Cohort Analysis a detailed guide

20250102.1

May 22, 2025

Fair warning: this one might be a longer article. I wanted to focus some time on talking about cohort analysis, which seems to be an issue that a lot of my startups have encountered recently.

Firstly, we need to determine what cohort analysis is for. Typically, we use it for retention, and so the terms are being used interchangeably. However, cohort analysis and retention analysis are two separate things. If anything, cohort analysis is a tool that we can use to analyze retention.

The reason why retention is important is, generally speaking, the vast majority of businesses out there spend a significant amount of money on acquiring new customers. If these customers stay with the business, then for every period that they stay with the business, you are saving on the marketing spend to acquire them in the first place. For example, if I have a customer who spends $100 a month and it costs me $100 to acquire this customer in the first month, then for the first month that this customer is with me, I make no money. It's only in the second month, when I no longer have to spend $100 to acquire the customer, that I make revenue on that particular customer. This is the fundamental unit economics underpinning retention, and this, in turn, underpins a crucial fundamental logic that all startups need to overcome and address.

Now that we've established this foundation, what we need to think about is how to accurately calculate the retention rate. What I've encountered recently is a lot of startups trying to do it the quick, dare I say, lazy way, which is they start with a period and then in the following period they do a calculation of how many people were retained, or the change between the two numbers. However, this is a blunt instrument and not particularly accurate, and does not take into account detail. This measure of retained customers actually measures the change in active customers over a period. It provides us with extremely limited information to determine how to improve the number: it ignores customers that reactivate; it ignores customers that attrite out and are offset by increasing customers coming in. In this sense, you do not get an accurate idea of what the retention actually is like.

I then see the follow-on version of this retention analysis, where the company might only calculate it on new customers, so new customers versus existing customers. Again, it is a simple metric, easy to calculate, but overly simplified for what we are trying to do.

The more accurate way to do it is to do what's called a cohort analysis.
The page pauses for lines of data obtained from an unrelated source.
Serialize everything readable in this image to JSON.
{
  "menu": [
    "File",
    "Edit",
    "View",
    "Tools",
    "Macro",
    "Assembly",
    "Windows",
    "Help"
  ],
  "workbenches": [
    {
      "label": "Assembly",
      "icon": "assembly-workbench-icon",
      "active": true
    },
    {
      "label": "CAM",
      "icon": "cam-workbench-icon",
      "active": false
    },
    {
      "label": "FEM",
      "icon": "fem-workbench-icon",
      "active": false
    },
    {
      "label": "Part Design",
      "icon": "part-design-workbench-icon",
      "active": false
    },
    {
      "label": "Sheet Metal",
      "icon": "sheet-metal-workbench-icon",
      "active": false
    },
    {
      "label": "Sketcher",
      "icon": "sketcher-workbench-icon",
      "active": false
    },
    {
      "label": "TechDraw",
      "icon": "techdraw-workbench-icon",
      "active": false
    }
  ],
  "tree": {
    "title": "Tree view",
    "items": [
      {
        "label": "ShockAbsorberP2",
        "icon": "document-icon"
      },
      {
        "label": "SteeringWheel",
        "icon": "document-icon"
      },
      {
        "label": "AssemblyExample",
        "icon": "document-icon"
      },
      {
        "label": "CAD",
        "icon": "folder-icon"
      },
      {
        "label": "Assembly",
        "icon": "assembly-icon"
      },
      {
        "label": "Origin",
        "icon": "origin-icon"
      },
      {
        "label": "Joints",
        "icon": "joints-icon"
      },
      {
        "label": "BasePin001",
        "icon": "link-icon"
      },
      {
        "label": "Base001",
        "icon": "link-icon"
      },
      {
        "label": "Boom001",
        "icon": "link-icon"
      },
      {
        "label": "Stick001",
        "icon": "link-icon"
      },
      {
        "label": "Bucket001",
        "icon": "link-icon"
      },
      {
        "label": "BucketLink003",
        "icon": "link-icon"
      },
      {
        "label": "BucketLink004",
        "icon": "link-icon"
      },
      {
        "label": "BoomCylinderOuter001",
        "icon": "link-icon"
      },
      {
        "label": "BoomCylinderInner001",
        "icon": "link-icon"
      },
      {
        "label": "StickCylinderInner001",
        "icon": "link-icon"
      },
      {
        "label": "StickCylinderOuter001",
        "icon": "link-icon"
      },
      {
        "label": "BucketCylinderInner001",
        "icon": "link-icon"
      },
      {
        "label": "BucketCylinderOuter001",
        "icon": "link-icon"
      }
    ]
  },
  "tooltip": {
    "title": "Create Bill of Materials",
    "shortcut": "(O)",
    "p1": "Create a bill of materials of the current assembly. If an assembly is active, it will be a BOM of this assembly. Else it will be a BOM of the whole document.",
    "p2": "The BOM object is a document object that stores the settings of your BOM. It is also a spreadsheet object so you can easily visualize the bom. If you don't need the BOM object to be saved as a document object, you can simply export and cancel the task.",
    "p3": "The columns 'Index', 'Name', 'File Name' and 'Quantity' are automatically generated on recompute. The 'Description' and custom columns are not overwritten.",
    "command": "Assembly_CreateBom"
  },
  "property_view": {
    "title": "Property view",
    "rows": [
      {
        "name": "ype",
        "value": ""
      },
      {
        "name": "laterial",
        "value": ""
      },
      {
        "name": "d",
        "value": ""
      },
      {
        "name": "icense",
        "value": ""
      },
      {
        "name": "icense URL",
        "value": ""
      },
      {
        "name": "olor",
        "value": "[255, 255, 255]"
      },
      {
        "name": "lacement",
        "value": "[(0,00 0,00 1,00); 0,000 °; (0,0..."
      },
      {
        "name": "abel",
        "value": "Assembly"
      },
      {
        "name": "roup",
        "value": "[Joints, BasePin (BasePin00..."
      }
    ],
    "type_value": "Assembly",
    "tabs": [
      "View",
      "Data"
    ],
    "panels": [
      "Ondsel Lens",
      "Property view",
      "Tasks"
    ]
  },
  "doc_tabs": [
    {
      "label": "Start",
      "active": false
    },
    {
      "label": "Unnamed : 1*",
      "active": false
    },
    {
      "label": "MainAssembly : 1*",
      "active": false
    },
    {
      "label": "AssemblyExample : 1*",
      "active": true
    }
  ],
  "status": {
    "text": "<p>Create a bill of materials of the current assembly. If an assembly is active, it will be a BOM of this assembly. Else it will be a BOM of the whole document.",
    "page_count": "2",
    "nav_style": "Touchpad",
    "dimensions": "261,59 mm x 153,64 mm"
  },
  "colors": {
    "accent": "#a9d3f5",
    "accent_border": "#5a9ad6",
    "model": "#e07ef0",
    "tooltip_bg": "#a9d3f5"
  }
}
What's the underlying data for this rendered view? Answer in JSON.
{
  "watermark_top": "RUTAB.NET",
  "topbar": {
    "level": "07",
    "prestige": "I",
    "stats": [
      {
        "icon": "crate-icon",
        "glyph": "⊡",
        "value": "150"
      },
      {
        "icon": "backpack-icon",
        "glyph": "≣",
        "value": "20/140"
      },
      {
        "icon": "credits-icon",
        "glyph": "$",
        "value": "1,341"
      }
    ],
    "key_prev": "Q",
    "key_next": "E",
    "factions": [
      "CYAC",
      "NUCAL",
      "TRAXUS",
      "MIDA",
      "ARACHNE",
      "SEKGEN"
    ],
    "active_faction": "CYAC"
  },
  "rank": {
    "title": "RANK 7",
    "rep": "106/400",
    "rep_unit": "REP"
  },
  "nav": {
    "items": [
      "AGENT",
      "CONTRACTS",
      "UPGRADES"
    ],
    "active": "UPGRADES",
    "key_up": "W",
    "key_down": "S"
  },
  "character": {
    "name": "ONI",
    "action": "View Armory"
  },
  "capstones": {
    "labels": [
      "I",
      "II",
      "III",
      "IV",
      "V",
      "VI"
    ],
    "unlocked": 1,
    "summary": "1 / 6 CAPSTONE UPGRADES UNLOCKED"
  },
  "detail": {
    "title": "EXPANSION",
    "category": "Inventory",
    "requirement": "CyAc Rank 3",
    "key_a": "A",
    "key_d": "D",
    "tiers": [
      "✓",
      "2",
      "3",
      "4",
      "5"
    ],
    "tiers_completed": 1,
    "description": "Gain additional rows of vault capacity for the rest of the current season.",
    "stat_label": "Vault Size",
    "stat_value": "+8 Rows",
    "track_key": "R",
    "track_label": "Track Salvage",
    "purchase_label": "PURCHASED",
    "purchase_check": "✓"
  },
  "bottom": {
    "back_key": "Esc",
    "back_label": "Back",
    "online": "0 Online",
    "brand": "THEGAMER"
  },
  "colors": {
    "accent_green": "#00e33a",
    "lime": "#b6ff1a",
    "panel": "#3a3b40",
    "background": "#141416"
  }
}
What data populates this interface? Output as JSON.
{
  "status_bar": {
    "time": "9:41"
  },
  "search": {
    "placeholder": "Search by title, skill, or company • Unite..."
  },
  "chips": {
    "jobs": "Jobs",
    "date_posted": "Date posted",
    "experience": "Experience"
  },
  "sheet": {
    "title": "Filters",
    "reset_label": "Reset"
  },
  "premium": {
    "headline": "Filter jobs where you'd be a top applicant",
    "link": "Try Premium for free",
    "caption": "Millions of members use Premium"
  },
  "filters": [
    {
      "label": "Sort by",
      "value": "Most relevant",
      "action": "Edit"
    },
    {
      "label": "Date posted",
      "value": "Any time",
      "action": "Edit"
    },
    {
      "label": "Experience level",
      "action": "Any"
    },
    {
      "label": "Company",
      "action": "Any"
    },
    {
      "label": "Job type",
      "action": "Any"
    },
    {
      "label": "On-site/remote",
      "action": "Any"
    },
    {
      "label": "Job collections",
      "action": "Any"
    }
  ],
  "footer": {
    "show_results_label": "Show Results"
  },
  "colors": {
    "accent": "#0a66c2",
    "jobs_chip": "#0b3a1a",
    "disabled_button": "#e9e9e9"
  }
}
The cohort analysis typically segments individual groups of users by time period and analyzes each individual group separately from the other groups. What you'll typically see is some kind of waterfall chart, such as the one shown.

This is a really nice cohort analysis table by monthly intervals. From one of my portfolio companies. you can see some of the pattern characteristics mentioned below if you look closely

The benefit of this kind of chart is that you can see how a cohort that has come in through a period changes over time. Typically, they all tend to decline over time and then reach a bottom plateau. Typically, the way it's done is from the month that the cohort is entered into the system, and then adding additional months subsequently. So what this kind of chart actually is telling us is for how many months does this cohort retain its users.

here’s a simple cohort analysis done by a friend of mine on linkedin, as you can see, it doesn’t need to be totally detailed, just sufficient enough that we can understand and take action. the lesson here, if this level of detail is sufficient for you to make decisions, the additional detail below may be excessive.

I have done a different version of this cohort analysis chart in the past, where the horizontal row represents the cohort group and the vertical columns are calendar months, so this version allows us to account for any seasonality that might occur and be observed across multiple cohorts simultaneously, such as a Christmas spike or a New Year's spike.

Often, the cohort analysis measures the level of engagement over a period. However, we can apply the same logic to transactions, interactions, logins, and any other metric. What we can also think about in this sense is not just the retention rate of the user in terms of their engagement but also the retention rate in terms of activity, such as purchases. So that means that we can also have multiple cohort analyses covering the retention rate versus the depth of engagement. In other words, this will allow us to actually understand the conversion rate of different cohorts for different actions over time.

So the first thing that I think is often ignored is the time frame. Typically, these cohort analyses are done on a monthly basis. However, I think there's more nuance to this. What if you were doing cohort analysis on mortgages or cars, something with a very, very long purchase cycle? It would not make sense to measure this on a monthly basis because the purchase behaviour doesn't occur on a monthly basis. If you did this, your churn rate would look like 100%.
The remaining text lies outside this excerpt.